The Rockefeller Foundation has been so confident in the power of impact investing that, in The Power of Impact Investing, Rodin and Brandenburg announced that the organization had invested more than $40 million in building the field and more than $100 million in impact investments from its endowment. One of the very early grantees under this initiative was B Lab, and the foundation is still its dominant funder. Founded in 2006, B Lab is the nonprofit organization spearheading the movement to pass benefit corporation legislation across the United States. Its mission to establish a new corporate class that has the dual goal of profit-making and of making a material positive impact on society and the environment gives corporate form to the Rockefeller’s vision of blending the nonprofit and for-profit sectors. So far, B Lab has helped create this new corporate class in 27 states and, according to its website, it is “working on it” in 14 others.

When Justice Alito wrote the majority opinion for Hobby Lobby, he took note of the national trend of establishing benefit corporations, but he did not seem to know that the Rockefeller Foundation and its grantee, B Lab, were behind the shift. He wrote: “[R]ecognizing the inherent compatibility between establishing a for-profit corporation and pursuing nonprofit goals, States have increasingly adopted laws formally recognizing hybrid corporate forms. Over half of the States, for instance, now recognize the ‘benefit corporation,’ a dual-purpose entity that seeks to achieve both a benefit for the public and a profit for its owners.’” Against this national shift in modern corporate law—blurring the line between for-profit and nonprofit organizations—Alito deemed it reasonable to blur the line between nonprofit and for-profit jurisprudence. In this case, a for-profit organization could, like a religious nonprofit organization, exercise religion and subsequently limit its coverage of contraception for female employees.
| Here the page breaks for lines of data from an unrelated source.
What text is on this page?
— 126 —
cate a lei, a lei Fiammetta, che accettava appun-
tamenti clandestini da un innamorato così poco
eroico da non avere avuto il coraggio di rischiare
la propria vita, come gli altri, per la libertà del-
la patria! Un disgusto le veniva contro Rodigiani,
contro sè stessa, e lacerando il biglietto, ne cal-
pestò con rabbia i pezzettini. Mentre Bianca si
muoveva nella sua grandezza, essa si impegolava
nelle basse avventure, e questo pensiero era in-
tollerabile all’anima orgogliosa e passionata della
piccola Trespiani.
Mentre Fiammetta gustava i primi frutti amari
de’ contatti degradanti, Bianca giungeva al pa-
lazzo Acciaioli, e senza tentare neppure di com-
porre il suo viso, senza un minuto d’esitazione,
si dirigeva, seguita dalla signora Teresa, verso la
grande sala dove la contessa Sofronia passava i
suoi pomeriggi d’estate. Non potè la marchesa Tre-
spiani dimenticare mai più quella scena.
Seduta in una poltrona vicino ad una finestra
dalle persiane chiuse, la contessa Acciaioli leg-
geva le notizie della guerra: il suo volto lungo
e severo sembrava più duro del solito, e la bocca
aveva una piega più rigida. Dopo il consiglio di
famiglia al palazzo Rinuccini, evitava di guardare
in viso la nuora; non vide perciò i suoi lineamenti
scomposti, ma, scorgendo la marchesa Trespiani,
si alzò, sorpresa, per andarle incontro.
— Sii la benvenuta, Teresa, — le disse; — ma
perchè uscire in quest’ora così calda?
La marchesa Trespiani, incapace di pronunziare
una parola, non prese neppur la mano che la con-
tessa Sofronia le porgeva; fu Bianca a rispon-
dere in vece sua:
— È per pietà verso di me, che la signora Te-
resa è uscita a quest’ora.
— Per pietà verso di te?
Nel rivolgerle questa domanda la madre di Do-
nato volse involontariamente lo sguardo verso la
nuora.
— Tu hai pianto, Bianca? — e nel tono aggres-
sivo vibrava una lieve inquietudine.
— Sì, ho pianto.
In her dissent, Justice Ruth Bader Ginsburg expressed her dismay at the majority’s conflation between the nonprofit and for-profit realms: “Until this litigation, no decision of this Court recognized a for-profit corporation’s qualification for a religious exemption from a generally applicable law, whether under the Free Exercise Clause or [the Religious Freedom Restoration Act of 1993].” Up until Hobby Lobby, Ginsburg noted, the court had respected the distinction between for-profit and nonprofit organizations. She repeated the importance of this distinction: “To reiterate, ‘for-profit corporations are different from religious non-profits in that they use labor to make a profit, rather than to perpetuate [the] religious value[s] [shared by a community of believers].’” Unlike nonprofits, for-profit organizations had the singular goal of maximizing profits and could not argue religion as a means of abrogating the rights of its female employees.

Neither Ginsburg nor Alito made mention of the Rockefeller Foundation or B Lab in their dissenting and majority opinions, but the foundation and its grantee played their part in facilitating the majority’s reasoning. Sure, the foundation and B Lab’s vision for a blended nonprofit and for-profit sector is strictly secular, but this vision has helped create the nationwide legislative changes that the majority leaned on to justify its holding in Hobby Lobby. Against this backdrop, the foundation should take a serious look at its impact investment initiative and question its soundness.

In The Power of Impact Investing, Rodin and Brandenburg try to sell readers on the value of combining the nonprofit and for-profit sectors. Writing with the excitement of recent converts, they argue: “We live in a dynamic era of innovation, change, and new ways of thinking that could push our society in promising directions. As an investor, you can participate in this change; you have it in your power to contribute to a movement that is potentially transformative and overwhelmingly positive. This is the promise of impact investing.” This blending of the for-profit and nonprofit realms is not necessarily a path towards such a utopian future. With Hobby Lobby on the books, the foundation might consider taming its zealous fervor for fusing the two sectors.